The two principal models are the American one of privately owned networks supported by advertising revenues, and the British one of a tax-supported organization, the British Broadcasting Corp., governed by a politically appointed board, that is supposed to provide a "national" voice representative of the whole nation and its various viewpoints.
Canada, Australia, New Zealand, and other Anglosphere nations tend to fall somewhere in between these two models, although the Canadian Broadcasting Corp. resembles the BBC substantially.
What is interesting about the two competing models is the way they echo, in certain ways, the differing approaches to the organization of religion that have historically held sway in each country. Interestingly enough, this parallel continues to be instructive today, as both the Church of England and the BBC are increasingly subject to debate over whether they should be disestablished. . . .
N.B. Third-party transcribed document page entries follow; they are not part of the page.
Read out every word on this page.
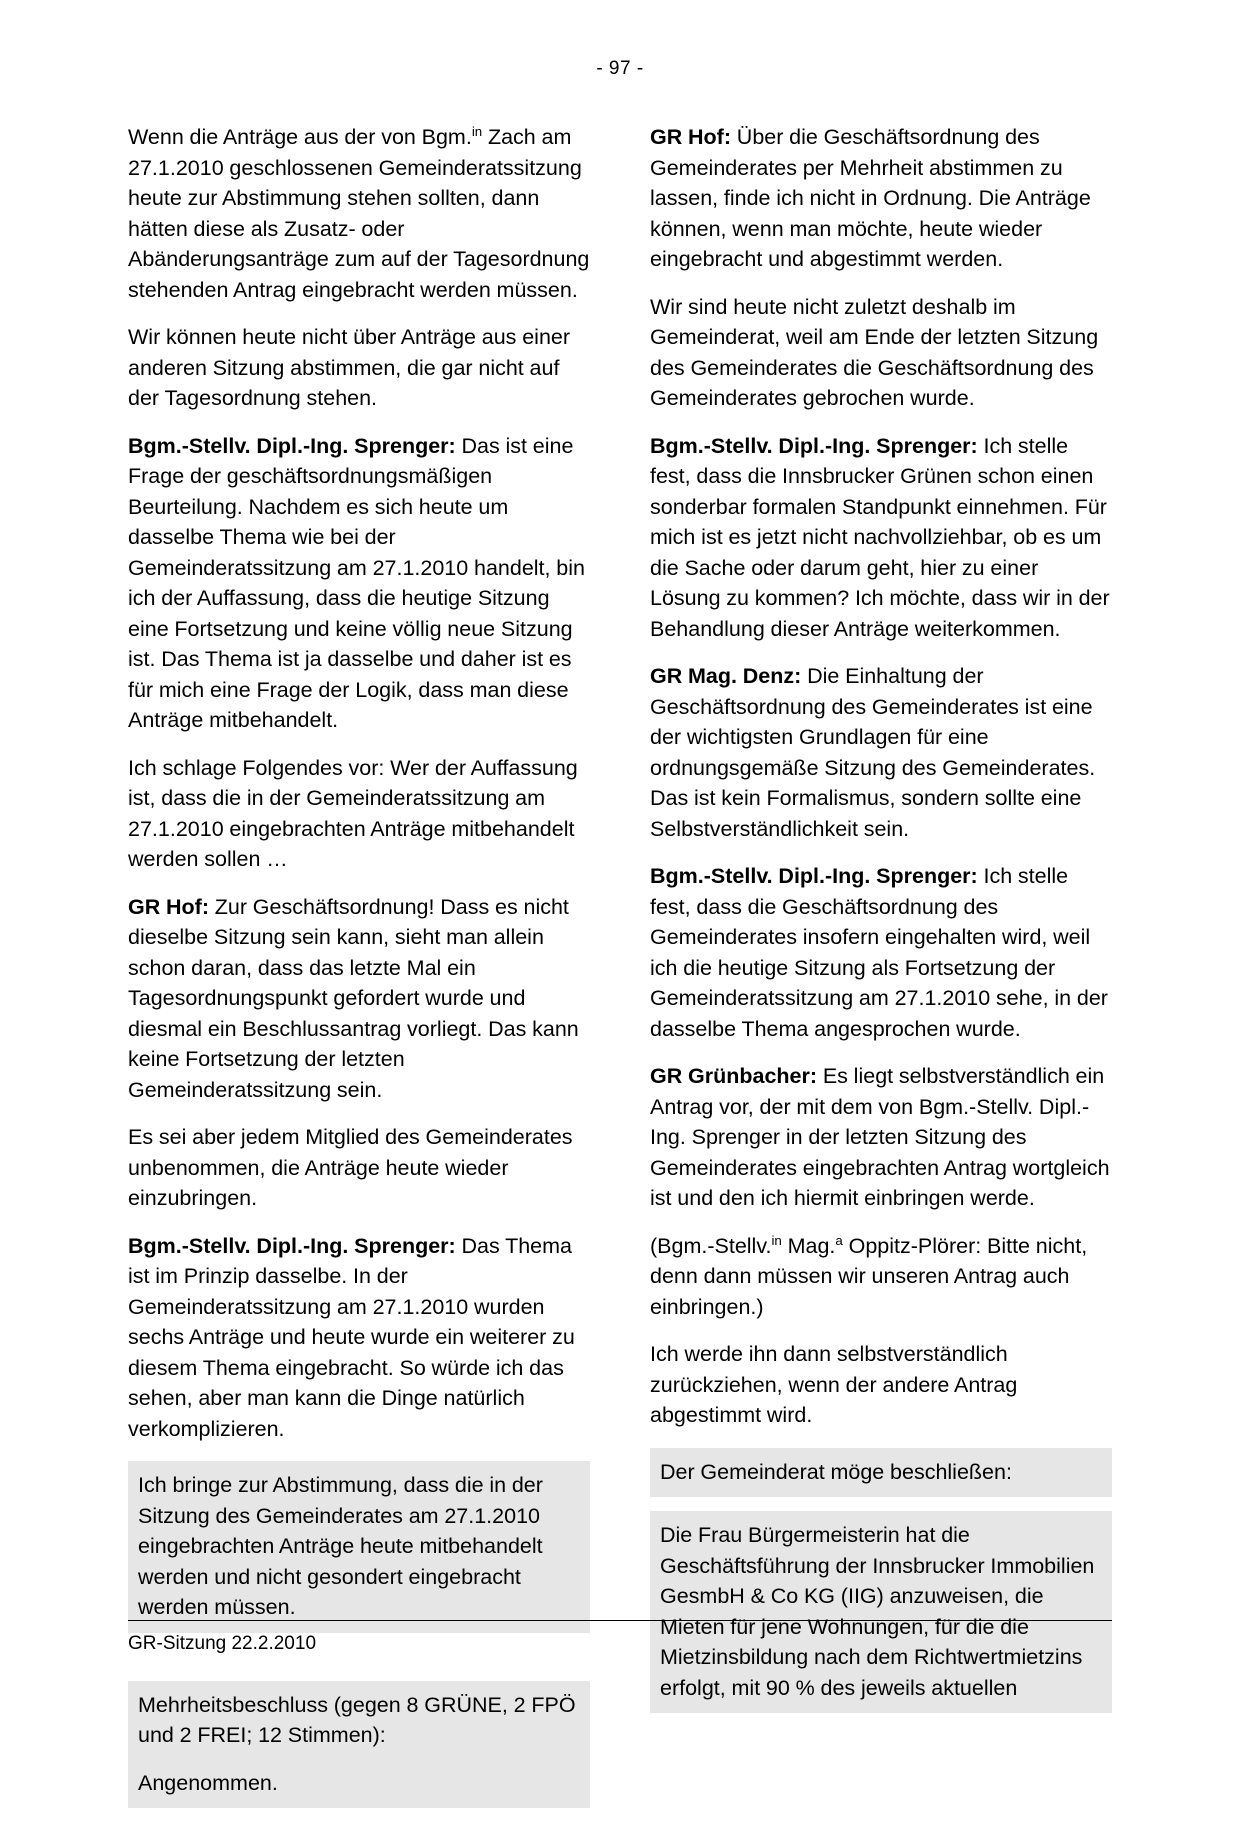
- 97 -

Wenn die Anträge aus der von Bgm.$^{in}$ Zach am 27.1.2010 geschlossenen Gemeinderatssitzung heute zur Abstimmung stehen sollten, dann hätten diese als Zusatz- oder Abänderungsanträge zum auf der Tagesordnung stehenden Antrag eingebracht werden müssen.

Wir können heute nicht über Anträge aus einer anderen Sitzung abstimmen, die gar nicht auf der Tagesordnung stehen.

Bgm.-Stellv. Dipl.-Ing. Sprenger: Das ist eine Frage der geschäftsordnungsmäßigen Beurteilung. Nachdem es sich heute um dasselbe Thema wie bei der Gemeinderatssitzung am 27.1.2010 handelt, bin ich der Auffassung, dass die heutige Sitzung eine Fortsetzung und keine völlig neue Sitzung ist. Das Thema ist ja dasselbe und daher ist es für mich eine Frage der Logik, dass man diese Anträge mitbehandelt.

Ich schlage Folgendes vor: Wer der Auffassung ist, dass die in der Gemeinderatssitzung am 27.1.2010 eingebrachten Anträge mitbehandelt werden sollen …

GR Hof: Zur Geschäftsordnung! Dass es nicht dieselbe Sitzung sein kann, sieht man allein schon daran, dass das letzte Mal ein Tagesordnungspunkt gefordert wurde und diesmal ein Beschlussantrag vorliegt. Das kann keine Fortsetzung der letzten Gemeinderatssitzung sein.

Es sei aber jedem Mitglied des Gemeinderates unbenommen, die Anträge heute wieder einzubringen.

Bgm.-Stellv. Dipl.-Ing. Sprenger: Das Thema ist im Prinzip dasselbe. In der Gemeinderatssitzung am 27.1.2010 wurden sechs Anträge und heute wurde ein weiterer zu diesem Thema eingebracht. So würde ich das sehen, aber man kann die Dinge natürlich verkomplizieren.

Ich bringe zur Abstimmung, dass die in der Sitzung des Gemeinderates am 27.1.2010 eingebrachten Anträge heute mitbehandelt werden und nicht gesondert eingebracht werden müssen.

Mehrheitsbeschluss (gegen 8 GRÜNE, 2 FPÖ und 2 FREI; 12 Stimmen):

Angenommen.

GR Hof: Über die Geschäftsordnung des Gemeinderates per Mehrheit abstimmen zu lassen, finde ich nicht in Ordnung. Die Anträge können, wenn man möchte, heute wieder eingebracht und abgestimmt werden.

Wir sind heute nicht zuletzt deshalb im Gemeinderat, weil am Ende der letzten Sitzung des Gemeinderates die Geschäftsordnung des Gemeinderates gebrochen wurde.

Bgm.-Stellv. Dipl.-Ing. Sprenger: Ich stelle fest, dass die Innsbrucker Grünen schon einen sonderbar formalen Standpunkt einnehmen. Für mich ist es jetzt nicht nachvollziehbar, ob es um die Sache oder darum geht, hier zu einer Lösung zu kommen? Ich möchte, dass wir in der Behandlung dieser Anträge weiterkommen.

GR Mag. Denz: Die Einhaltung der Geschäftsordnung des Gemeinderates ist eine der wichtigsten Grundlagen für eine ordnungsgemäße Sitzung des Gemeinderates. Das ist kein Formalismus, sondern sollte eine Selbstverständlichkeit sein.

Bgm.-Stellv. Dipl.-Ing. Sprenger: Ich stelle fest, dass die Geschäftsordnung des Gemeinderates insofern eingehalten wird, weil ich die heutige Sitzung als Fortsetzung der Gemeinderatssitzung am 27.1.2010 sehe, in der dasselbe Thema angesprochen wurde.

GR Grünbacher: Es liegt selbstverständlich ein Antrag vor, der mit dem von Bgm.-Stellv. Dipl.-Ing. Sprenger in der letzten Sitzung des Gemeinderates eingebrachten Antrag wortgleich ist und den ich hiermit einbringen werde.

(Bgm.-Stellv.$^{in}$ Mag.$^a$ Oppitz-Plörer: Bitte nicht, denn dann müssen wir unseren Antrag auch einbringen.)

Ich werde ihn dann selbstverständlich zurückziehen, wenn der andere Antrag abgestimmt wird.

Der Gemeinderat möge beschließen:

Die Frau Bürgermeisterin hat die Geschäftsführung der Innsbrucker Immobilien GesmbH & Co KG (IIG) anzuweisen, die Mieten für jene Wohnungen, für die die Mietzinsbildung nach dem Richtwertmietzins erfolgt, mit 90 % des jeweils aktuellen

GR-Sitzung 22.2.2010
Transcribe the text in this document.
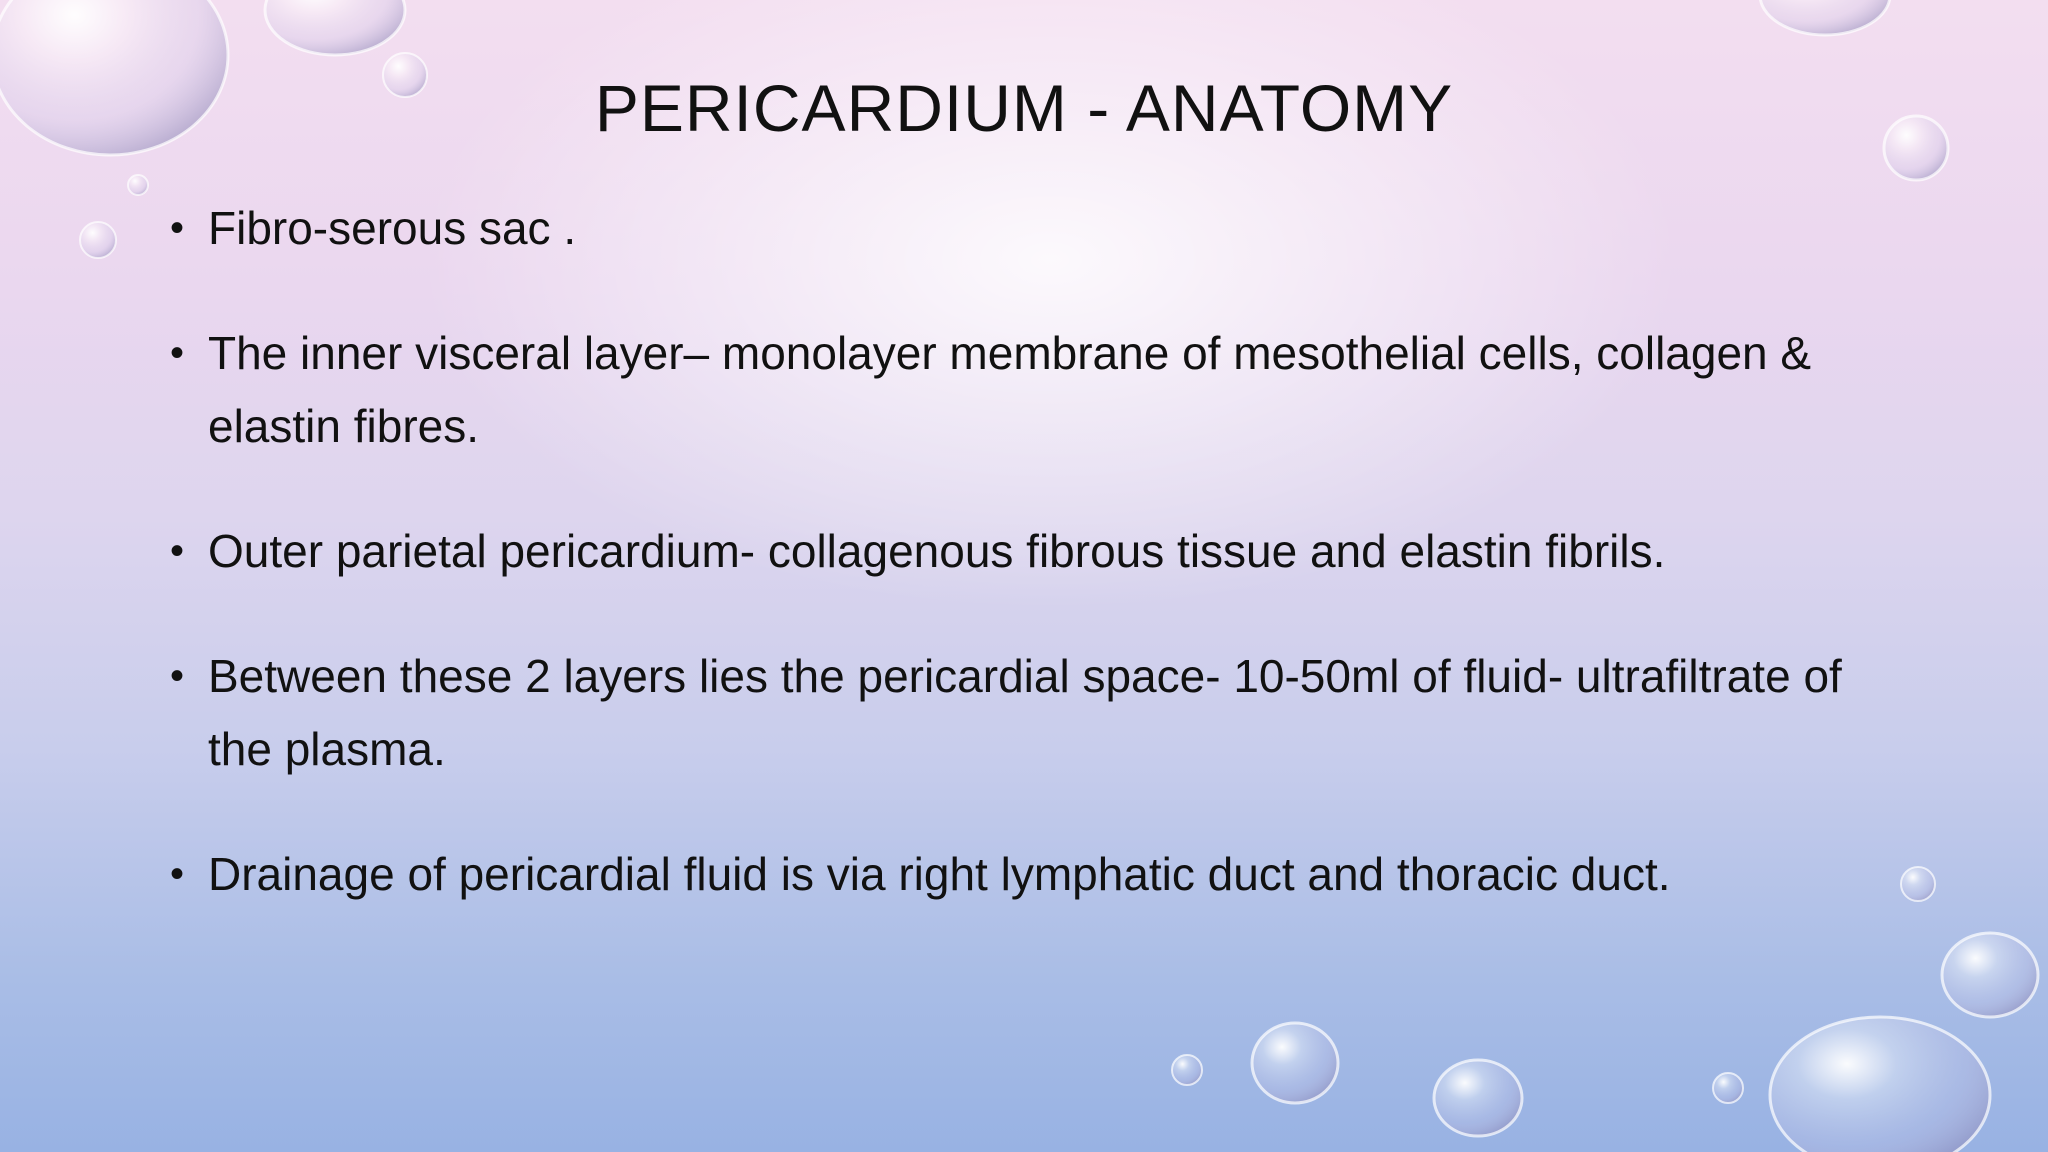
PERICARDIUM - ANATOMY
• Fibro-serous sac .
• The inner visceral layer– monolayer membrane of mesothelial cells, collagen & elastin fibres.
• Outer parietal pericardium- collagenous fibrous tissue and elastin fibrils.
• Between these 2 layers lies the pericardial space- 10-50ml of fluid- ultrafiltrate of the plasma.
• Drainage of pericardial fluid is via right lymphatic duct and thoracic duct.
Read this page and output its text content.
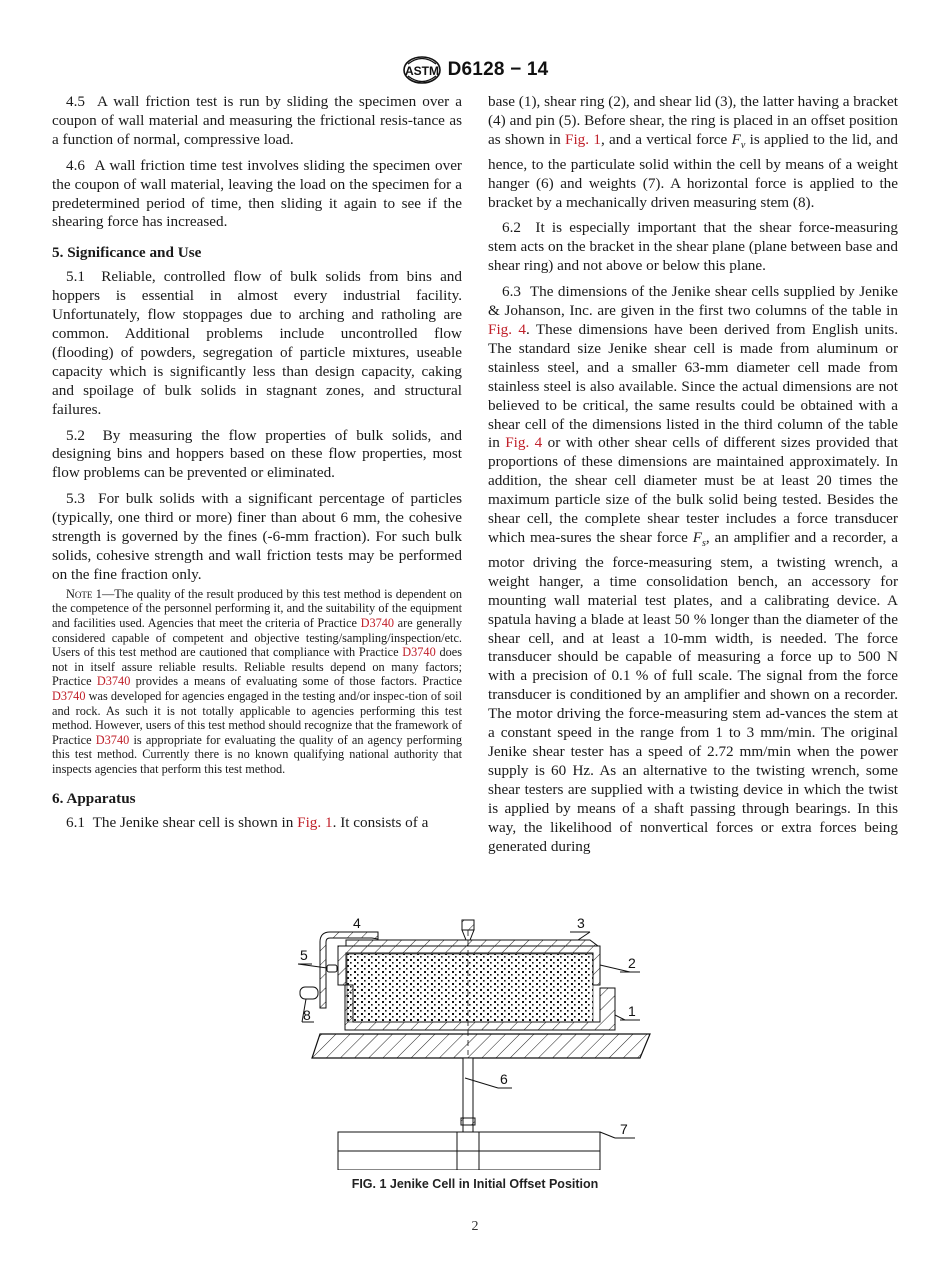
ASTM D6128 − 14

4.5 A wall friction test is run by sliding the specimen over a coupon of wall material and measuring the frictional resis-tance as a function of normal, compressive load.

4.6 A wall friction time test involves sliding the specimen over the coupon of wall material, leaving the load on the specimen for a predetermined period of time, then sliding it again to see if the shearing force has increased.

5. Significance and Use

5.1 Reliable, controlled flow of bulk solids from bins and hoppers is essential in almost every industrial facility. Unfortunately, flow stoppages due to arching and ratholing are common. Additional problems include uncontrolled flow (flooding) of powders, segregation of particle mixtures, useable capacity which is significantly less than design capacity, caking and spoilage of bulk solids in stagnant zones, and structural failures.

5.2 By measuring the flow properties of bulk solids, and designing bins and hoppers based on these flow properties, most flow problems can be prevented or eliminated.

5.3 For bulk solids with a significant percentage of particles (typically, one third or more) finer than about 6 mm, the cohesive strength is governed by the fines (-6-mm fraction). For such bulk solids, cohesive strength and wall friction tests may be performed on the fine fraction only.

Note 1—The quality of the result produced by this test method is dependent on the competence of the personnel performing it, and the suitability of the equipment and facilities used. Agencies that meet the criteria of Practice D3740 are generally considered capable of competent and objective testing/sampling/inspection/etc. Users of this test method are cautioned that compliance with Practice D3740 does not in itself assure reliable results. Reliable results depend on many factors; Practice D3740 provides a means of evaluating some of those factors. Practice D3740 was developed for agencies engaged in the testing and/or inspec-tion of soil and rock. As such it is not totally applicable to agencies performing this test method. However, users of this test method should recognize that the framework of Practice D3740 is appropriate for evaluating the quality of an agency performing this test method. Currently there is no known qualifying national authority that inspects agencies that perform this test method.

6. Apparatus

6.1 The Jenike shear cell is shown in Fig. 1. It consists of a

base (1), shear ring (2), and shear lid (3), the latter having a bracket (4) and pin (5). Before shear, the ring is placed in an offset position as shown in Fig. 1, and a vertical force $F_v$ is applied to the lid, and hence, to the particulate solid within the cell by means of a weight hanger (6) and weights (7). A horizontal force is applied to the bracket by a mechanically driven measuring stem (8).

6.2 It is especially important that the shear force-measuring stem acts on the bracket in the shear plane (plane between base and shear ring) and not above or below this plane.

6.3 The dimensions of the Jenike shear cells supplied by Jenike & Johanson, Inc. are given in the first two columns of the table in Fig. 4. These dimensions have been derived from English units. The standard size Jenike shear cell is made from aluminum or stainless steel, and a smaller 63-mm diameter cell made from stainless steel is also available. Since the actual dimensions are not believed to be critical, the same results could be obtained with a shear cell of the dimensions listed in the third column of the table in Fig. 4 or with other shear cells of different sizes provided that proportions of these dimensions are maintained approximately. In addition, the shear cell diameter must be at least 20 times the maximum particle size of the bulk solid being tested. Besides the shear cell, the complete shear tester includes a force transducer which mea-sures the shear force $F_s$, an amplifier and a recorder, a motor driving the force-measuring stem, a twisting wrench, a weight hanger, a time consolidation bench, an accessory for mounting wall material test plates, and a calibrating device. A spatula having a blade at least 50 % longer than the diameter of the shear cell, and at least a 10-mm width, is needed. The force transducer should be capable of measuring a force up to 500 N with a precision of 0.1 % of full scale. The signal from the force transducer is conditioned by an amplifier and shown on a recorder. The motor driving the force-measuring stem ad-vances the stem at a constant speed in the range from 1 to 3 mm/min. The original Jenike shear tester has a speed of 2.72 mm/min when the power supply is 60 Hz. As an alternative to the twisting wrench, some shear testers are supplied with a twisting device in which the twist is applied by means of a shaft passing through bearings. In this way, the likelihood of nonvertical forces or extra forces being generated during

3
2
1
4
5
8
6
7
FIG. 1 Jenike Cell in Initial Offset Position
2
Today, both the Church of England and the BBC have lost their way. Not having to fight for the attention and donations of their congregants has permitted their worldviews to grow further and further apart from those who are required to support them. For a long time this disparity has been tolerated, partly because each institution had inherited a large store of moral credibility, which has gradually been squandered. Not surprisingly, the Church has seen growing discussion of the need to disestablish itself. Ironically, American churches, supported by voluntary donations, enjoy a far larger and more enthusiastic membership.
The discussion of BBC disestablishment, in contrast, has just begun. It is not quite yet a mainstream opinion or topic in Britain. However, it is a topic heard far more today than just, say, five years ago.